Whew… So what does this very short lesson in psychoanalytics have to do with UX Design? Well the first term that came to my mind was empathy. We always say that we should have empathy for our users; as in the capability to share their emotions and feelings. This is different than transferring our feelings, but I believe they are related.
When I started to reflect on this topic further I realized that what most drew me in was the idea of taking feelings and thoughts that I’ve attached to one experience and transferring them to another. This is something that we, as UXDs, try to facilitate. That is, getting our users to transfer feelings that they have for tangible products, for people they love, for things or experiences that bring them joy, to the experiences or products that we are trying to create. This, my friends, has truly helped me to clarify my role as an UXD.

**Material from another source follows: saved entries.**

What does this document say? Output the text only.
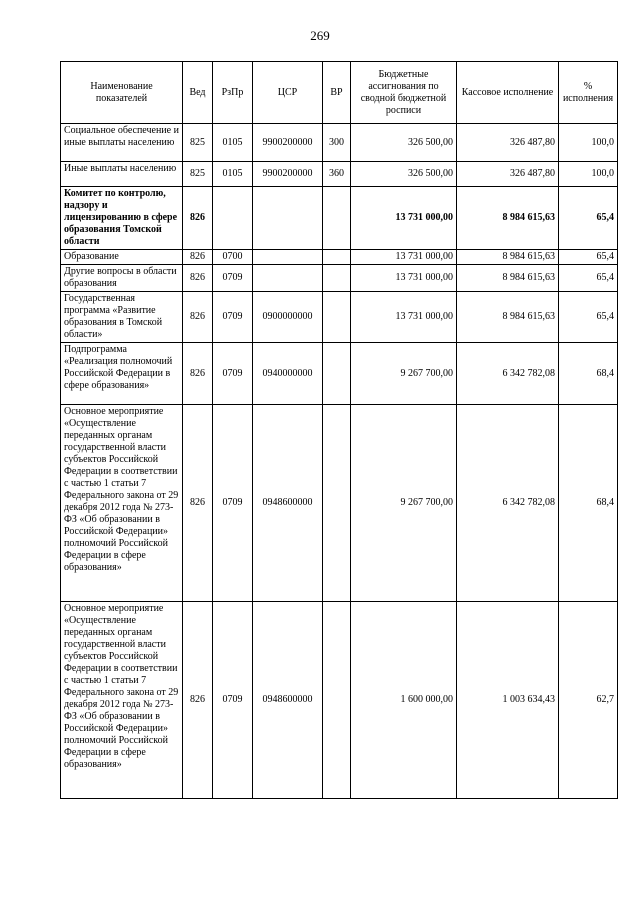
269
Наименование показателей	Вед	РзПр	ЦСР	ВР	Бюджетные ассигнования по сводной бюджетной росписи	Кассовое исполнение	% исполнения
Социальное обеспечение и иные выплаты населению	825	0105	9900200000	300	326 500,00	326 487,80	100,0
Иные выплаты населению	825	0105	9900200000	360	326 500,00	326 487,80	100,0
Комитет по контролю, надзору и лицензированию в сфере образования Томской области	826				13 731 000,00	8 984 615,63	65,4
Образование	826	0700			13 731 000,00	8 984 615,63	65,4
Другие вопросы в области образования	826	0709			13 731 000,00	8 984 615,63	65,4
Государственная программа «Развитие образования в Томской области»	826	0709	0900000000		13 731 000,00	8 984 615,63	65,4
Подпрограмма «Реализация полномочий Российской Федерации в сфере образования»	826	0709	0940000000		9 267 700,00	6 342 782,08	68,4
Основное мероприятие «Осуществление переданных органам государственной власти субъектов Российской Федерации в соответствии с частью 1 статьи 7 Федерального закона от 29 декабря 2012 года № 273-ФЗ «Об образовании в Российской Федерации» полномочий Российской Федерации в сфере образования»	826	0709	0948600000		9 267 700,00	6 342 782,08	68,4
Основное мероприятие «Осуществление переданных органам государственной власти субъектов Российской Федерации в соответствии с частью 1 статьи 7 Федерального закона от 29 декабря 2012 года № 273-ФЗ «Об образовании в Российской Федерации» полномочий Российской Федерации в сфере образования»	826	0709	0948600000		1 600 000,00	1 003 634,43	62,7
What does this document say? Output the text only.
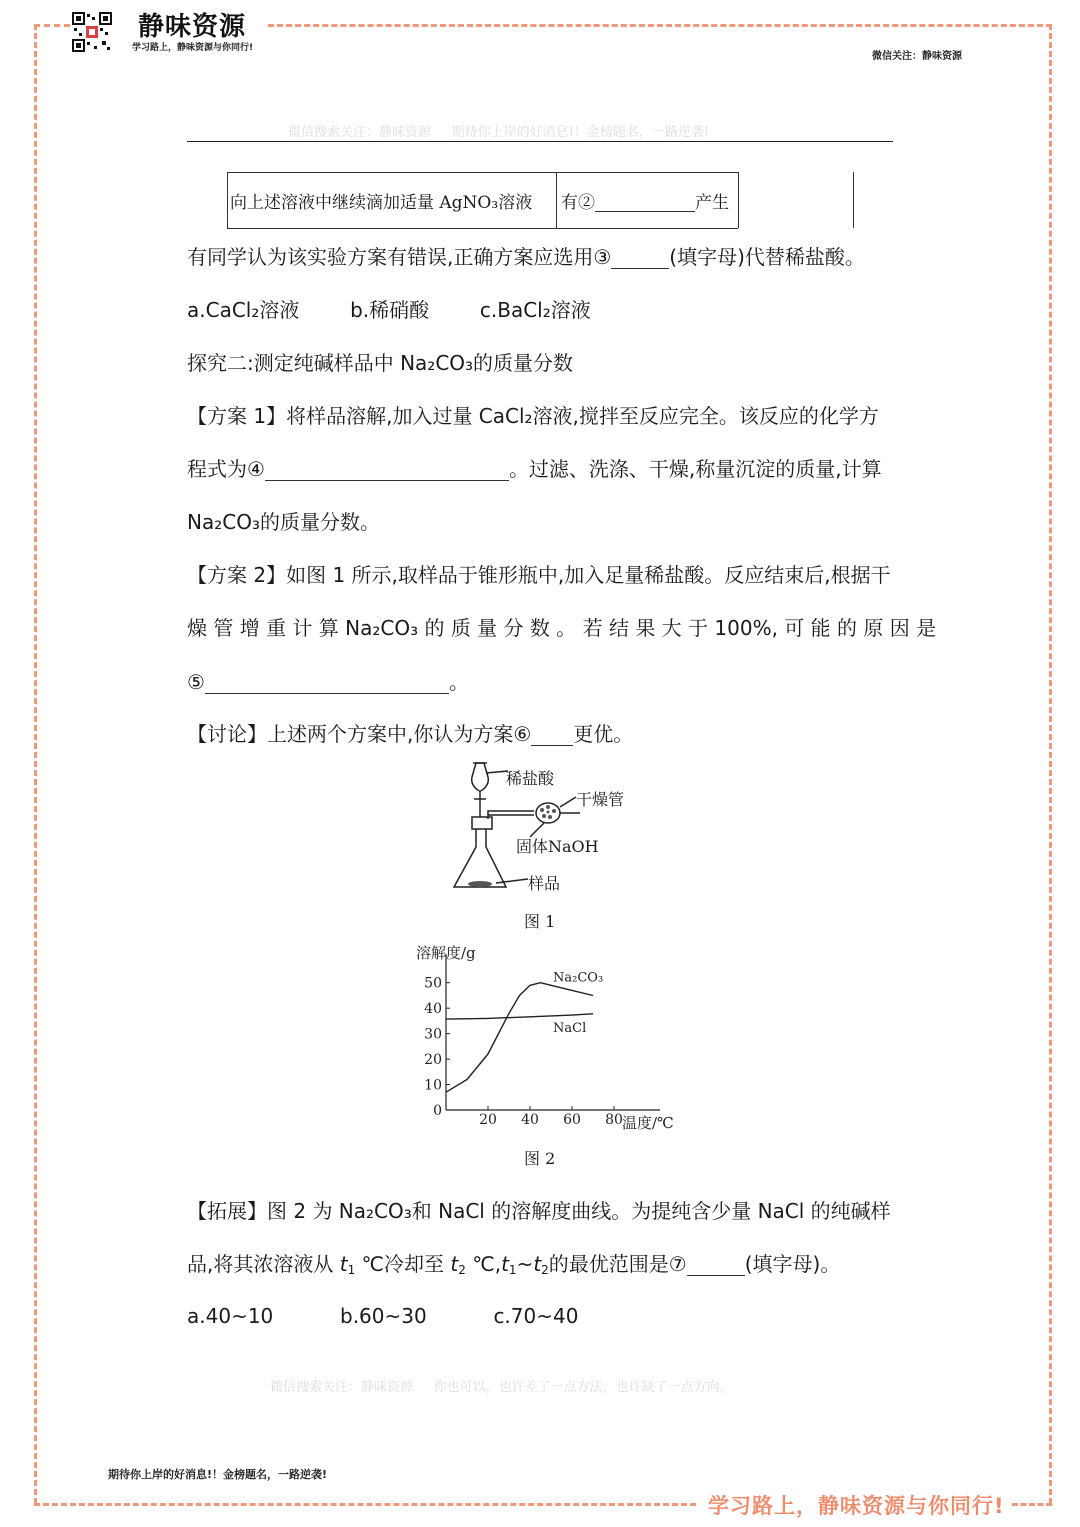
静味资源
学习路上，静味资源与你同行!
微信关注：静味资源
微信搜索关注：静味资源     期待你上岸的好消息!！金榜题名，一路逆袭!
向上述溶液中继续滴加适量 AgNO₃溶液	有②	产生
有同学认为该实验方案有错误,正确方案应选用③	(填字母)代替稀盐酸。
a.CaCl₂溶液	b.稀硝酸	c.BaCl₂溶液
探究二:测定纯碱样品中 Na₂CO₃的质量分数
【方案 1】将样品溶解,加入过量 CaCl₂溶液,搅拌至反应完全。该反应的化学方
程式为④	。过滤、洗涤、干燥,称量沉淀的质量,计算
Na₂CO₃的质量分数。
【方案 2】如图 1 所示,取样品于锥形瓶中,加入足量稀盐酸。反应结束后,根据干
燥 管 增 重 计 算 Na₂CO₃ 的 质 量 分 数 。 若 结 果 大 于 100%, 可 能 的 原 因 是
⑤	。
【讨论】上述两个方案中,你认为方案⑥ 更优。
稀盐酸
干燥管
固体NaOH
样品
图 1
0
10
20
30
40
50
20 40 60 80
溶解度/g
温度/℃
Na₂CO₃
NaCl
图 2
【拓展】图 2 为 Na₂CO₃和 NaCl 的溶解度曲线。为提纯含少量 NaCl 的纯碱样
品,将其浓溶液从 $t_1$ ℃冷却至 $t_2$ $℃,t_1\sim t_2$的最优范围是⑦	(填字母)。
a.40~10	b.60~30	c.70~40
微信搜索关注：静味资源     你也可以，也许差了一点方法，也许缺了一点方向。
期待你上岸的好消息!！金榜题名，一路逆袭!
学习路上，静味资源与你同行!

Now, the next question I asked myself is, is there a way for me to use countertransference to better understand my user just like the therapist does with his patients? More specifically, is there a way for me to transfer the empathy I’ve had for a past user (maybe one I’ve seen in testing or have interviewed?) on to the users that I’m currently designing for? For example, let’s say, in the past, I interviewed some users in order to better understand their usage of the iPhone. During these sessions, I developed a certain amount of empathy for these users. Can I say that when I design future iPhone applications or designs that I can redirect this empathy in order to better inform my designs? Well it doesn’t really work like that. I don’t know that you can purposefully transfer empathy for one user to another. It’s more of an observation thing. Meaning really being aware of when you’re transferring empathy, and then analyzing why and if it makes sense to do so. Making these types of connections in the brain will enable you to really understand how you understand the user. This is an introspective process, however, it is one that can help us to better understand from an emotional point of view who we are designing for and what their needs are.
The moral: the closer you are to filling your user’s shoes, the better you’ll be able to design for them. Practicing noticing when you are transferring emotions and empathy from past users or experiences on to current ones will help you to know yourself as well as your user better, and eventually close the gap between you and your user; thereby making your designs more user centric, and therefore just plain old better.